Example – Upon asking about employee concerns, management realizes a huge challenge for their workforce is the rising challenge of childcare. To help with this, management chooses to make an investment in their team adding a childcare assistance plan to the mix.
Every part of the employee life cycle is looking at your benefits package with a different perspective and it is important to remember this difference and be inclusive to all. Entry-level employees are more concerned with things like health & wellness programs, PTO/vacation time, and more culture related benefits. Mid-level employees are looking more into the insurance, childcare, and savings benefits, while senior-level employees are looking into 401K, retirement, and post-retirement benefits. All these different demographics should be represented in your benefits plan and in your benefits communication with equal value to foster inclusion in your workforce. However, grouping what your employees care about in terms of benefits based on tenure or age is not the most inclusive strategy. To really take everyone into consider, just ask. The more you ask, the more information you have to make decisions around.
Some benefits may not be possible for all members of your workforce to utilize, such as a work-from-home benefit. An Administrative Assistant may thrive in a work-from-home setting, while a Production Worker is unable to do his job from home. In cases such as this, it may be better to have different policies for the different areas of business so that everyone is able to fully utilize their benefits package.
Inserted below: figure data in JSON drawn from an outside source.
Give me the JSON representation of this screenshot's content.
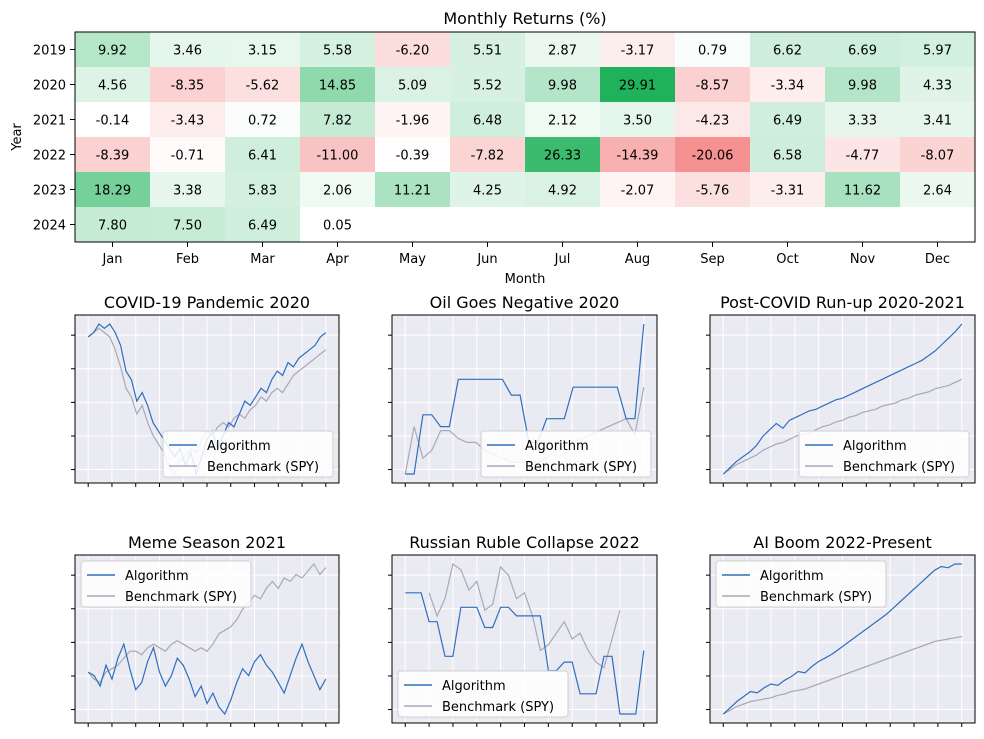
{
  "chart_data": [
    {
      "type": "heatmap",
      "title": "Monthly Returns (%)",
      "xlabel": "Month",
      "ylabel": "Year",
      "months": [
        "Jan",
        "Feb",
        "Mar",
        "Apr",
        "May",
        "Jun",
        "Jul",
        "Aug",
        "Sep",
        "Oct",
        "Nov",
        "Dec"
      ],
      "years": [
        "2019",
        "2020",
        "2021",
        "2022",
        "2023",
        "2024"
      ],
      "values": [
        [
          "9.92",
          "3.46",
          "3.15",
          "5.58",
          "-6.20",
          "5.51",
          "2.87",
          "-3.17",
          "0.79",
          "6.62",
          "6.69",
          "5.97"
        ],
        [
          "4.56",
          "-8.35",
          "-5.62",
          "14.85",
          "5.09",
          "5.52",
          "9.98",
          "29.91",
          "-8.57",
          "-3.34",
          "9.98",
          "4.33"
        ],
        [
          "-0.14",
          "-3.43",
          "0.72",
          "7.82",
          "-1.96",
          "6.48",
          "2.12",
          "3.50",
          "-4.23",
          "6.49",
          "3.33",
          "3.41"
        ],
        [
          "-8.39",
          "-0.71",
          "6.41",
          "-11.00",
          "-0.39",
          "-7.82",
          "26.33",
          "-14.39",
          "-20.06",
          "6.58",
          "-4.77",
          "-8.07"
        ],
        [
          "18.29",
          "3.38",
          "5.83",
          "2.06",
          "11.21",
          "4.25",
          "4.92",
          "-2.07",
          "-5.76",
          "-3.31",
          "11.62",
          "2.64"
        ],
        [
          "7.80",
          "7.50",
          "6.49",
          "0.05",
          null,
          null,
          null,
          null,
          null,
          null,
          null,
          null
        ]
      ],
      "colors": {
        "positive": "#1fb25a",
        "negative": "#f05b5b",
        "neutral": "#ffffff"
      }
    },
    {
      "type": "line",
      "title": "COVID-19 Pandemic 2020",
      "legend_position": "lower-right",
      "grid": true,
      "series": [
        {
          "name": "Algorithm",
          "color": "#2f6fbd",
          "values": [
            100,
            101,
            103,
            102,
            103,
            101,
            98,
            92,
            90,
            85,
            87,
            84,
            80,
            78,
            76,
            74,
            72,
            74,
            70,
            73,
            68,
            72,
            76,
            78,
            74,
            77,
            80,
            79,
            82,
            85,
            84,
            86,
            88,
            87,
            90,
            92,
            91,
            94,
            93,
            95,
            96,
            97,
            98,
            100,
            101
          ]
        },
        {
          "name": "Benchmark (SPY)",
          "color": "#a8a8ba",
          "values": [
            100,
            101,
            102,
            101,
            100,
            97,
            93,
            88,
            86,
            82,
            84,
            80,
            77,
            75,
            73,
            70,
            68,
            71,
            72,
            74,
            73,
            76,
            78,
            77,
            79,
            80,
            79,
            81,
            82,
            81,
            83,
            84,
            86,
            85,
            87,
            88,
            87,
            89,
            91,
            92,
            93,
            94,
            95,
            96,
            97
          ]
        }
      ]
    },
    {
      "type": "line",
      "title": "Oil Goes Negative 2020",
      "legend_position": "lower-right",
      "grid": true,
      "series": [
        {
          "name": "Algorithm",
          "color": "#2f6fbd",
          "values": [
            60,
            60,
            75,
            75,
            72,
            72,
            84,
            84,
            84,
            84,
            84,
            84,
            80,
            80,
            68,
            68,
            74,
            74,
            74,
            82,
            82,
            82,
            82,
            82,
            82,
            74,
            74,
            98
          ]
        },
        {
          "name": "Benchmark (SPY)",
          "color": "#a8a8ba",
          "values": [
            60,
            72,
            64,
            66,
            71,
            71,
            69,
            68,
            68,
            66,
            65,
            64,
            63,
            63,
            63,
            63,
            64,
            66,
            67,
            68,
            69,
            70,
            71,
            72,
            73,
            74,
            70,
            82
          ]
        }
      ]
    },
    {
      "type": "line",
      "title": "Post-COVID Run-up 2020-2021",
      "legend_position": "lower-right",
      "grid": true,
      "series": [
        {
          "name": "Algorithm",
          "color": "#2f6fbd",
          "values": [
            100,
            104,
            108,
            111,
            114,
            118,
            124,
            128,
            132,
            129,
            134,
            136,
            138,
            140,
            141,
            143,
            145,
            147,
            148,
            150,
            152,
            154,
            156,
            158,
            160,
            162,
            164,
            166,
            168,
            170,
            172,
            175,
            178,
            182,
            186,
            190,
            195
          ]
        },
        {
          "name": "Benchmark (SPY)",
          "color": "#a8a8ba",
          "values": [
            100,
            103,
            106,
            108,
            110,
            112,
            115,
            117,
            119,
            120,
            122,
            124,
            125,
            126,
            128,
            130,
            131,
            133,
            134,
            136,
            137,
            139,
            140,
            141,
            143,
            144,
            145,
            147,
            148,
            150,
            151,
            152,
            154,
            155,
            156,
            158,
            160
          ]
        }
      ]
    },
    {
      "type": "line",
      "title": "Meme Season 2021",
      "legend_position": "upper-left",
      "grid": true,
      "series": [
        {
          "name": "Algorithm",
          "color": "#2f6fbd",
          "values": [
            100,
            99,
            96,
            102,
            98,
            104,
            108,
            101,
            95,
            97,
            103,
            107,
            100,
            96,
            99,
            104,
            102,
            98,
            93,
            96,
            91,
            94,
            90,
            88,
            92,
            97,
            101,
            99,
            103,
            105,
            102,
            100,
            97,
            94,
            99,
            104,
            108,
            103,
            99,
            95,
            98
          ]
        },
        {
          "name": "Benchmark (SPY)",
          "color": "#a8a8ba",
          "values": [
            100,
            98,
            97,
            100,
            101,
            102,
            104,
            106,
            106,
            105,
            107,
            108,
            107,
            106,
            108,
            109,
            108,
            107,
            106,
            107,
            106,
            108,
            111,
            112,
            113,
            115,
            118,
            120,
            122,
            121,
            124,
            126,
            124,
            127,
            126,
            128,
            127,
            129,
            131,
            128,
            130
          ]
        }
      ]
    },
    {
      "type": "line",
      "title": "Russian Ruble Collapse 2022",
      "legend_position": "lower-left",
      "grid": true,
      "series": [
        {
          "name": "Algorithm",
          "color": "#2f6fbd",
          "values": [
            100,
            100,
            100,
            90,
            90,
            78,
            78,
            95,
            95,
            95,
            88,
            88,
            95,
            95,
            92,
            92,
            92,
            92,
            73,
            73,
            76,
            76,
            65,
            65,
            65,
            78,
            78,
            58,
            58,
            58,
            80
          ]
        },
        {
          "name": "Benchmark (SPY)",
          "color": "#a8a8ba",
          "values": [
            null,
            null,
            null,
            100,
            92,
            98,
            110,
            108,
            101,
            104,
            94,
            96,
            109,
            106,
            98,
            100,
            92,
            80,
            82,
            86,
            90,
            84,
            86,
            80,
            76,
            74,
            84,
            94
          ]
        }
      ]
    },
    {
      "type": "line",
      "title": "AI Boom 2022-Present",
      "legend_position": "upper-left",
      "grid": true,
      "series": [
        {
          "name": "Algorithm",
          "color": "#2f6fbd",
          "values": [
            100,
            105,
            110,
            114,
            118,
            117,
            121,
            124,
            123,
            127,
            130,
            134,
            133,
            138,
            142,
            145,
            148,
            152,
            156,
            160,
            164,
            168,
            172,
            176,
            180,
            185,
            190,
            195,
            200,
            205,
            210,
            215,
            218,
            217,
            220,
            220
          ]
        },
        {
          "name": "Benchmark (SPY)",
          "color": "#a8a8ba",
          "values": [
            100,
            103,
            106,
            108,
            110,
            111,
            112,
            113,
            115,
            116,
            118,
            119,
            120,
            122,
            124,
            126,
            128,
            130,
            132,
            134,
            136,
            138,
            140,
            142,
            144,
            146,
            148,
            150,
            152,
            154,
            156,
            158,
            159,
            160,
            161,
            162
          ]
        }
      ]
    }
  ]
}
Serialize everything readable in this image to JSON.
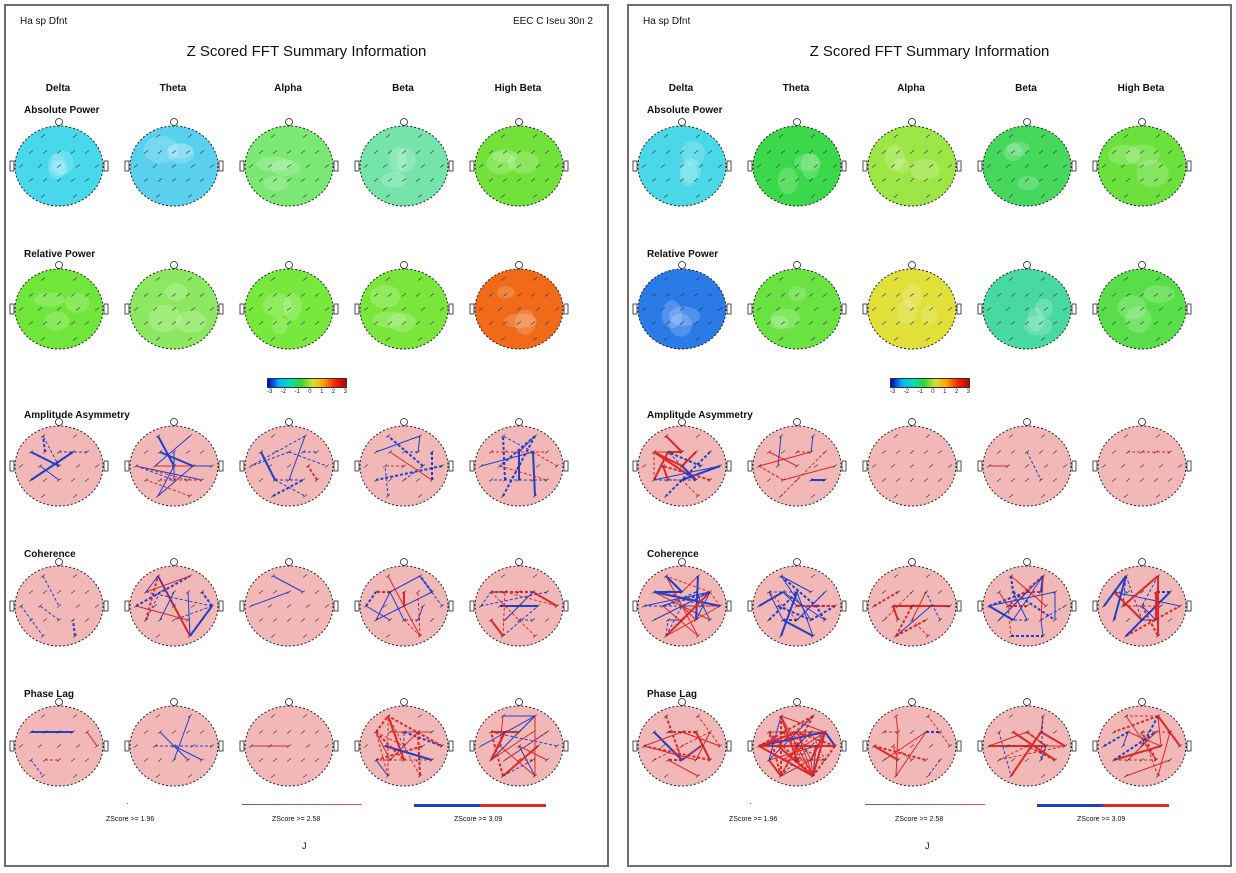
{
  "panels": [
    {
      "header_left": "Ha sp Dfnt",
      "header_right": "EEC C Iseu 30n 2",
      "title": "Z Scored FFT Summary Information",
      "bands": [
        "Delta",
        "Theta",
        "Alpha",
        "Beta",
        "High Beta"
      ],
      "rows": [
        "Absolute Power",
        "Relative Power",
        "Amplitude Asymmetry",
        "Coherence",
        "Phase Lag"
      ],
      "scale_ticks": [
        "-3",
        "-2",
        "-1",
        "0",
        "1",
        "2",
        "3"
      ],
      "legend": [
        "ZScore >= 1.96",
        "ZScore >= 2.58",
        "ZScore >= 3.09"
      ],
      "page_number": "J",
      "colors": {
        "abs": [
          "#48d8ec",
          "#58d0ee",
          "#7ae872",
          "#74e4aa",
          "#72e23a"
        ],
        "rel": [
          "#70e63a",
          "#8ce860",
          "#78e83c",
          "#7ae63c",
          "#f06a18"
        ],
        "asym": [
          "#1f3fd0",
          "#1f3fd0",
          "#1f3fd0",
          "#1f3fd0",
          "#1f3fd0"
        ],
        "coh": [
          "#1f3fd0",
          "#1f3fd0",
          "#1f3fd0",
          "#1f3fd0",
          "#1f3fd0"
        ],
        "phase": [
          "#e02828",
          "#1f3fd0",
          "#e02828",
          "#e02828",
          "#e02828"
        ]
      },
      "line_counts": {
        "asym": [
          6,
          14,
          12,
          12,
          14
        ],
        "coh": [
          4,
          14,
          2,
          16,
          14
        ],
        "phase": [
          4,
          4,
          1,
          22,
          24
        ]
      }
    },
    {
      "header_left": "Ha sp Dfnt",
      "header_right": "",
      "title": "Z Scored FFT Summary Information",
      "bands": [
        "Delta",
        "Theta",
        "Alpha",
        "Beta",
        "High Beta"
      ],
      "rows": [
        "Absolute Power",
        "Relative Power",
        "Amplitude Asymmetry",
        "Coherence",
        "Phase Lag"
      ],
      "scale_ticks": [
        "-3",
        "-2",
        "-1",
        "0",
        "1",
        "2",
        "3"
      ],
      "legend": [
        "ZScore >= 1.96",
        "ZScore >= 2.58",
        "ZScore >= 3.09"
      ],
      "page_number": "J",
      "colors": {
        "abs": [
          "#4ad8e8",
          "#3ad84a",
          "#9ee646",
          "#46d85c",
          "#6ce03c"
        ],
        "rel": [
          "#2a7ae8",
          "#6ae242",
          "#e0e038",
          "#48d8a2",
          "#58de48"
        ],
        "asym": [
          "#e02828",
          "#e02828",
          "#e02828",
          "#e02828",
          "#e02828"
        ],
        "coh": [
          "#1f3fd0",
          "#1f3fd0",
          "#e02828",
          "#1f3fd0",
          "#1f3fd0"
        ],
        "phase": [
          "#e02828",
          "#e02828",
          "#e02828",
          "#e02828",
          "#e02828"
        ]
      },
      "line_counts": {
        "asym": [
          26,
          10,
          0,
          2,
          1
        ],
        "coh": [
          30,
          22,
          10,
          24,
          22
        ],
        "phase": [
          18,
          60,
          12,
          18,
          20
        ]
      }
    }
  ]
}
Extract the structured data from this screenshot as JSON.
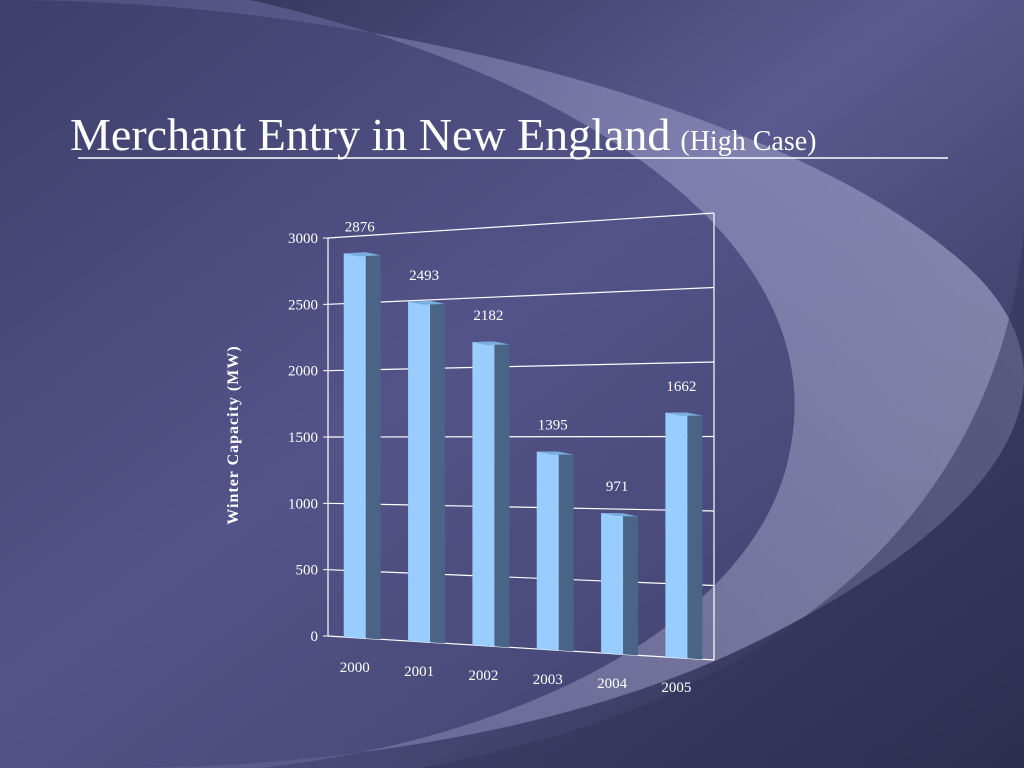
{
  "chart_data": {
    "type": "bar3d",
    "title": "Merchant Entry in New England",
    "subtitle": "(High Case)",
    "ylabel": "Winter Capacity (MW)",
    "categories": [
      "2000",
      "2001",
      "2002",
      "2003",
      "2004",
      "2005"
    ],
    "values": [
      2876,
      2493,
      2182,
      1395,
      971,
      1662
    ],
    "color": "#99ccff",
    "ylim": [
      0,
      3000
    ],
    "yticks": [
      0,
      500,
      1000,
      1500,
      2000,
      2500,
      3000
    ],
    "grid": true
  }
}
When in doubt, ask! Assumptions in this area can create issues of equity in the company.
While taking a more individualized approach to benefits, it is still important to maintain equity when it comes to offerings and benefits communication with your employees. Be transparent and have an open dialogue about this goal as you adjust your benefits or consider new benefits. For instance, an employee may not use a childcare benefit, but they may use an education reimbursement benefit, or a post-retirement insurance benefit. Benefits packages can be stressful and confusing for employers. “What will they use?” “What will they benefit the most from?” Don’t spin your wheels. Start a conversation.
The most important part of creating a benefits package is to listen to your employees! Benefits communication should be an open dialogue, they have all the answers you are looking for and they will be excited to have a voice in the decision-making process.
A closing thought: As you consider adjusting or creating new benefits for your team, keep in mind how to enroll your team in said benefits if it needs to done completely virtual or remote. This “new way of work” is not going away any time soon, rather, has emerged into a very popular, productive new normal.